Now that Michigan has become a right-to-work state, unions in this stronghold of organized labor confront a new and urgent problem: persuading members to continue paying for their services instead of taking them for free.
Brushing aside protests from thousands of labor supporters, the Republican-controlled state House approved measures Tuesday making it illegal to require that nonunion workers pay fees to unions for negotiating wage contracts and other services. The Senate did likewise last week, and Gov. Rick Snyder swiftly signed the bills into law.
The laws take effect 90 days after the Legislature adjourns this month, giving unions little time to devise a strategy for keeping members on board and persuading nonmembers to continue their financial support.
Union leaders said it was too soon to predict how the laws would affect their membership and recruiting, partly because workers covered by existing labor contracts won’t be able to stop paying union fees until those deals lapse — which in some cases will take several years. Contracts between unions and Detroit automakers, for example, are effective until September 2015.
Many of the activists who protested at the Capitol this week said they would continue supporting their unions but feared that some co-workers would abandon them. Unions are required legally to represent all employees of a business equally, whether they’re members or not.
“In our plant, it could pit worker against worker,” said Brett Brown, who works in the trim department at a General Motors plant in Lansing.
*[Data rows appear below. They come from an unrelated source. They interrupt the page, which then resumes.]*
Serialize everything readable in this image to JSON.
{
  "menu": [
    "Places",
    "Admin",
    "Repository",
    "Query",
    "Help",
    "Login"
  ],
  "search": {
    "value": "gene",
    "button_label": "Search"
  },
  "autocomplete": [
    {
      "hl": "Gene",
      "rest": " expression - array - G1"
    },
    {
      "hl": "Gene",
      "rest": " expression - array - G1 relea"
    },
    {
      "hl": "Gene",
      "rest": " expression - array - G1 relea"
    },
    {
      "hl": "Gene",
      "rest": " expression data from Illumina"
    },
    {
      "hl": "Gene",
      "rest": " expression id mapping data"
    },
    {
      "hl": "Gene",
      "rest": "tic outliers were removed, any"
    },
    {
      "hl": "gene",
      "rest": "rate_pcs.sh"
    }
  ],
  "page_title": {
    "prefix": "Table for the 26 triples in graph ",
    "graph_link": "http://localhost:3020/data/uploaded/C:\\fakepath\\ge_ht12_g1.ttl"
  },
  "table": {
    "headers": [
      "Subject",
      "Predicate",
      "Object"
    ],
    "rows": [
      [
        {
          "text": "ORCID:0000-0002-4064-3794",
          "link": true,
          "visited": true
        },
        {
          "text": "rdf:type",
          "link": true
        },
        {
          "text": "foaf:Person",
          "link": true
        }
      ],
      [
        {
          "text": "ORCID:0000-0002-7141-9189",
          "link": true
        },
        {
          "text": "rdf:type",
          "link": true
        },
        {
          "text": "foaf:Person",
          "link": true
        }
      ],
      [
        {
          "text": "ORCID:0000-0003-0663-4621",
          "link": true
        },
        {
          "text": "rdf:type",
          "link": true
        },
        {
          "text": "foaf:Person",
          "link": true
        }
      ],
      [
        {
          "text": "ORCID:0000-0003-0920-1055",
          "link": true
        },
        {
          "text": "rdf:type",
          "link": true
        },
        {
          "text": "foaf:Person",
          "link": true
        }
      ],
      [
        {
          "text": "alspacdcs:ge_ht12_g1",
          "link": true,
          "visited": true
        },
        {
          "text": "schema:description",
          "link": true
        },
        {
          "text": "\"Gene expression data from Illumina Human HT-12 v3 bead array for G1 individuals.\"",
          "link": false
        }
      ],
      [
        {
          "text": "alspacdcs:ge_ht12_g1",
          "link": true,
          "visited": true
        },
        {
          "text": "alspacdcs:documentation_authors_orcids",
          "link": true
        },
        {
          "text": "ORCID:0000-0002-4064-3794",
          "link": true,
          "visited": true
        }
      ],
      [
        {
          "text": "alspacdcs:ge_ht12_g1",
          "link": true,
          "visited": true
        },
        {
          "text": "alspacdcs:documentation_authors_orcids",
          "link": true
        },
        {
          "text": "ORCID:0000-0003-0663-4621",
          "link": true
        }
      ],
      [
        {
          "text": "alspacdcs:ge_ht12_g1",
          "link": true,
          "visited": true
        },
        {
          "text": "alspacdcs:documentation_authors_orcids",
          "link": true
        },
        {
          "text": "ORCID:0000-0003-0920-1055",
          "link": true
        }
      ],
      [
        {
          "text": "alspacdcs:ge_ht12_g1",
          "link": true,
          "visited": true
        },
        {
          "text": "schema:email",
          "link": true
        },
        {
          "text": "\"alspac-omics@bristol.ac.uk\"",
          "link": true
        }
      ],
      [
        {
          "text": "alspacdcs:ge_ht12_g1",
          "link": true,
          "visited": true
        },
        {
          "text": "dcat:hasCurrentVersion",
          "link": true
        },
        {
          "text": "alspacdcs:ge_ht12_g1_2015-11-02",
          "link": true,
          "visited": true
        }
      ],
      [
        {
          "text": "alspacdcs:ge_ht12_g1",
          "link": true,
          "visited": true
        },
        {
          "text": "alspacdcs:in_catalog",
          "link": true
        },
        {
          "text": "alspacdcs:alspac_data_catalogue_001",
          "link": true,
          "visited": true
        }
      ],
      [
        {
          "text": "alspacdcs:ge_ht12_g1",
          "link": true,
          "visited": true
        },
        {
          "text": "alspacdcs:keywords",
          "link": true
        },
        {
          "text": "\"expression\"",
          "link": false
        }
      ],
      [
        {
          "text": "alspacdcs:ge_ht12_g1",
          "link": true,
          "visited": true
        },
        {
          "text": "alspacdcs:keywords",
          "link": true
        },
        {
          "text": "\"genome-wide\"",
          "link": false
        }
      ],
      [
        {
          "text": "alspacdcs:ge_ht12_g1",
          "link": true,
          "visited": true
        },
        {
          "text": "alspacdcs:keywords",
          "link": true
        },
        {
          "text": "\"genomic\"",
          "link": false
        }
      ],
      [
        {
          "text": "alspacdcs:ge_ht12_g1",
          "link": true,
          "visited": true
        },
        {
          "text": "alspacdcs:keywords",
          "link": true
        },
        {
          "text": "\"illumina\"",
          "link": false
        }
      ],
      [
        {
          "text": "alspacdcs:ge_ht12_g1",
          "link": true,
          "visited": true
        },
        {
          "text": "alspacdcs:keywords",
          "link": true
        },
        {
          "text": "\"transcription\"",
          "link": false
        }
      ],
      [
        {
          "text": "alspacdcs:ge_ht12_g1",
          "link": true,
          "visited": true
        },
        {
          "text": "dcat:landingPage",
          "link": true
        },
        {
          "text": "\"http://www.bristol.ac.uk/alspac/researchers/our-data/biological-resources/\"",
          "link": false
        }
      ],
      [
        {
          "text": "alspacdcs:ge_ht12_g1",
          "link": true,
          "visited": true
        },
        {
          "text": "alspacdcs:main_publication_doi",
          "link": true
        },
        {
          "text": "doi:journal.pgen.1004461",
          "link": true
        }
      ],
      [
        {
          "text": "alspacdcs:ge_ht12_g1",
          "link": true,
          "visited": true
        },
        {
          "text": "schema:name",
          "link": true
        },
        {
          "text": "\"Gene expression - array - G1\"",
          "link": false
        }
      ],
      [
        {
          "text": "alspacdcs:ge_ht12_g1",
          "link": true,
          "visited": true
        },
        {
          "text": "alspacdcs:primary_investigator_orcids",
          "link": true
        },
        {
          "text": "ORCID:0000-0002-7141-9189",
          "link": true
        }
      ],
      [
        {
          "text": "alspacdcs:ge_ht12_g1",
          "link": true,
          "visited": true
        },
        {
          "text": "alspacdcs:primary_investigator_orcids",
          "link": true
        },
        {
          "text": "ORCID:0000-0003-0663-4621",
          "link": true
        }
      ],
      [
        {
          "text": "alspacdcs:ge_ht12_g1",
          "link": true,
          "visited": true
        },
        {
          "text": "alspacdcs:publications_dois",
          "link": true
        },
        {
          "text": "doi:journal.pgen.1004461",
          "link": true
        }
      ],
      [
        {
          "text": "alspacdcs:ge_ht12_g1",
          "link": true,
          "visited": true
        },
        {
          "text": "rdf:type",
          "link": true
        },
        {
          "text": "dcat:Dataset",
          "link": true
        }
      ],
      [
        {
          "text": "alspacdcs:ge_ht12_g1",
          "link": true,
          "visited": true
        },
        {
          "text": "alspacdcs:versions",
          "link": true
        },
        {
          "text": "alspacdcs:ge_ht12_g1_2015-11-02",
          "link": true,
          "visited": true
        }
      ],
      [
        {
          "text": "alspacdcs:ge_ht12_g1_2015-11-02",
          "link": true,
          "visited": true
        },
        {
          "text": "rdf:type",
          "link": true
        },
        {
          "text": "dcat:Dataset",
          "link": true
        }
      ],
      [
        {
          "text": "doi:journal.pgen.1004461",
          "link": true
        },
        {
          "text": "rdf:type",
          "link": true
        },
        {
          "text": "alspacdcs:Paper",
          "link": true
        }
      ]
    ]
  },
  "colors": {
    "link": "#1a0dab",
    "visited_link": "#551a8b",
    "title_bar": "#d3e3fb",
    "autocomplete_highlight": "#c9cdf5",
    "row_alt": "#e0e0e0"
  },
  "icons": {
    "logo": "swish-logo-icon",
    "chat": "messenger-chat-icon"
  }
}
Unions will lose money serving workers who refuse to contribute, making it harder for them to function, he said.
Mike Card said he happily would keep paying 4.5 percent of his hourly wages to be part of Boilermakers Local 169 in Allen Park because the organization protects him from losing his job to a younger person who will accept lower pay.
“Definitely among the members you’re going to have resentment” of those who opt out, he said.
After signing the bills, Snyder said unions should redouble their efforts to show workers that membership is worth the money. But experience shows that some workers won’t pay even the best-managed union unless it’s required.
“Some will say, ‘If I don’t have to pay, why should I pay?’” said Robert McCormick, a law professor at Michigan State University and former National Labor Relations Board attorney. “The more people do that, the less revenue comes into the union, and it gets weaker.”
Legal challenges could raise more questions about the measures’ long-term impact. One such issue arose Wednesday as a member of the Michigan Civil Service Commission said the Legislature had no authority to impose right- to-work policies on most state-government workers.
The state constitution puts the commission in charge of such matters, said Robert Swanson, one of four members of the panel, who are appointed by the governor.
A spokeswoman for Snyder disagreed, insisting the laws apply to all public employees.